In the chart above created with astronomy.tools, I compare the ASI533 with square sensor IMX533 with the not yet available IMX676 sensor (intended for the Vespera Pro) and with the 16:9 chip IMX462/662 (both have identical FOV). As you can see, the Vespera Pro will have the largest FOV of all these combinations. At the same telescope, however, the ASI533 has the largest FOV. The lower number of pixels (3008 compared to 3536) is more than compensated for by the larger pixels (3.76 µm compared to 2.0 µm).

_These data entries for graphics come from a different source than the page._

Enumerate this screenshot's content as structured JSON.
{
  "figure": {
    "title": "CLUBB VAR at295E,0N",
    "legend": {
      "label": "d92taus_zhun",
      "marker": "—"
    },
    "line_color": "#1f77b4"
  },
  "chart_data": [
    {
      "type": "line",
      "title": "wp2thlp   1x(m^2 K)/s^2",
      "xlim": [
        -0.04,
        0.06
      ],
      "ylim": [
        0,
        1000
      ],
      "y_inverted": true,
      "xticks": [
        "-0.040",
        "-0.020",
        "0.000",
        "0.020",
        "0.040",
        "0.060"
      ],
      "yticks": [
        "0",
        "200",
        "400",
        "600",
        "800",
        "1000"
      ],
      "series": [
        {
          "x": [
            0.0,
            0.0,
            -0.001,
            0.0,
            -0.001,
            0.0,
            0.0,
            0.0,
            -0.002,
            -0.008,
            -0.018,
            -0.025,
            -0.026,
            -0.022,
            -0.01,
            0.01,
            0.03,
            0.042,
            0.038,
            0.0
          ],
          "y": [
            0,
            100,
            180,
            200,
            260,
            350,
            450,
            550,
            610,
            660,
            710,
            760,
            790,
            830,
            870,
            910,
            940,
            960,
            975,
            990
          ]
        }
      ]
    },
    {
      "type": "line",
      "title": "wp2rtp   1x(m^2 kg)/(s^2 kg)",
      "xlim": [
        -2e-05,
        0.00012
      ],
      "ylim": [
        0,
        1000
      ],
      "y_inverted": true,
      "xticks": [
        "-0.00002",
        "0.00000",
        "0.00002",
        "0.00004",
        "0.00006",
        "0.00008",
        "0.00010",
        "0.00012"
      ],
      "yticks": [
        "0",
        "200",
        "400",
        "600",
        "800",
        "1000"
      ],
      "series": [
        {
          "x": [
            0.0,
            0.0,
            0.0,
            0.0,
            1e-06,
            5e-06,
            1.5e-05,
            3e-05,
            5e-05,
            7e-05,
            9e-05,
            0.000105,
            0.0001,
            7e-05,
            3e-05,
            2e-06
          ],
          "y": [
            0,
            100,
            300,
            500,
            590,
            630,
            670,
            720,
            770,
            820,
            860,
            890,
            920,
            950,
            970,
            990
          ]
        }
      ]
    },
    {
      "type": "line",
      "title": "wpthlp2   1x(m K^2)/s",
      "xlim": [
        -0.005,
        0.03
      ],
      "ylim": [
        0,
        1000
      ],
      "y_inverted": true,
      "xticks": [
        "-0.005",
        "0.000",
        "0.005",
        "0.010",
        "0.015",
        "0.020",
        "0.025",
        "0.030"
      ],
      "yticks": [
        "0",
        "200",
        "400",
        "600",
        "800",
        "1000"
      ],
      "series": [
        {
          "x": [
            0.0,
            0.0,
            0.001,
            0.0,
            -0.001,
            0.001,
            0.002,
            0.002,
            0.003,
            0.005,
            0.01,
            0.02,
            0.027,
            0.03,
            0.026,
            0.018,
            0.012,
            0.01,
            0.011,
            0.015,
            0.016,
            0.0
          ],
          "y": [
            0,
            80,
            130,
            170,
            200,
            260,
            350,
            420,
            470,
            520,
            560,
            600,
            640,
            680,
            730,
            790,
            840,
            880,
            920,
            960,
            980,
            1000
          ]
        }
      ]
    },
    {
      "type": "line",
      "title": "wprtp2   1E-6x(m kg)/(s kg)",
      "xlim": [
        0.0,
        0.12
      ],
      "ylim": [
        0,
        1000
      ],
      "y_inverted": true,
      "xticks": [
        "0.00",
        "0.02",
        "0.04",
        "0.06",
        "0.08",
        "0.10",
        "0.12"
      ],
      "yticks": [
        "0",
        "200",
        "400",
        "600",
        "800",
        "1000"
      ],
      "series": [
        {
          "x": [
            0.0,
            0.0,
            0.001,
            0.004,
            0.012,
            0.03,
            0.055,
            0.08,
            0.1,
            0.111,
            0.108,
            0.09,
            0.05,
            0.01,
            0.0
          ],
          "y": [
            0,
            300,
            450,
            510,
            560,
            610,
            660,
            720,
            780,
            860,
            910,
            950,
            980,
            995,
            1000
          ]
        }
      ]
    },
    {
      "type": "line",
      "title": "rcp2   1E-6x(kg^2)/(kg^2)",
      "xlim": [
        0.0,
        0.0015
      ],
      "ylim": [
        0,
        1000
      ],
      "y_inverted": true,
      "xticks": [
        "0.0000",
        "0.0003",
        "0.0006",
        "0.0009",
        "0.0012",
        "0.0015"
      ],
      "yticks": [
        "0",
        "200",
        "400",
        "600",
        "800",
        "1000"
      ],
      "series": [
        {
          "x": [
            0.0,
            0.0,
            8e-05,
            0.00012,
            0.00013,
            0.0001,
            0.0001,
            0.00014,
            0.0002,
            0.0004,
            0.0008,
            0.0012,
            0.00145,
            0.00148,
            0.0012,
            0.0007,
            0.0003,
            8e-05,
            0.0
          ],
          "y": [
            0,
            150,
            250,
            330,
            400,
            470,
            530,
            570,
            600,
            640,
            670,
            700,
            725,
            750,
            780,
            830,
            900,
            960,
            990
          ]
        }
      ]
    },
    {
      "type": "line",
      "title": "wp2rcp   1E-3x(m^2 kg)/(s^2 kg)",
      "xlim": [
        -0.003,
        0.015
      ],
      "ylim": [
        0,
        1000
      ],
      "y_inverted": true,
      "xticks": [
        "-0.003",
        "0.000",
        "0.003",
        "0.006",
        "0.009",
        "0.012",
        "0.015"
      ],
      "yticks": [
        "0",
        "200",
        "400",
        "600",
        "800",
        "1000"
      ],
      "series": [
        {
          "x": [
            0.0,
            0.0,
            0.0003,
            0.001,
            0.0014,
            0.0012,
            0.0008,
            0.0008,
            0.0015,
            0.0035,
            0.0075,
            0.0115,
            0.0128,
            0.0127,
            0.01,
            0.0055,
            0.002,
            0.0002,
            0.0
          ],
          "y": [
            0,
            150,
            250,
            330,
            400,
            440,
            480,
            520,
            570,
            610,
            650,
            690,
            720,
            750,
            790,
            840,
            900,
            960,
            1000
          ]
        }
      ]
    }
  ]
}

See the following example for a comparison of the IMX533 with the IMX585/485!

IMX533, IMX585/485, IMX662/462

Here you can see that the new IMX585 (and thew older IMX485) chip has exactly half the field of view of the square chip IMX533. The IMX585, however, has the smaller pixels (2.9 µm compared to 3.76 µm). The IMX462/662 on the other hand, has half the dimensions of the IMX585, and thus, the same aspect ratio (16:9).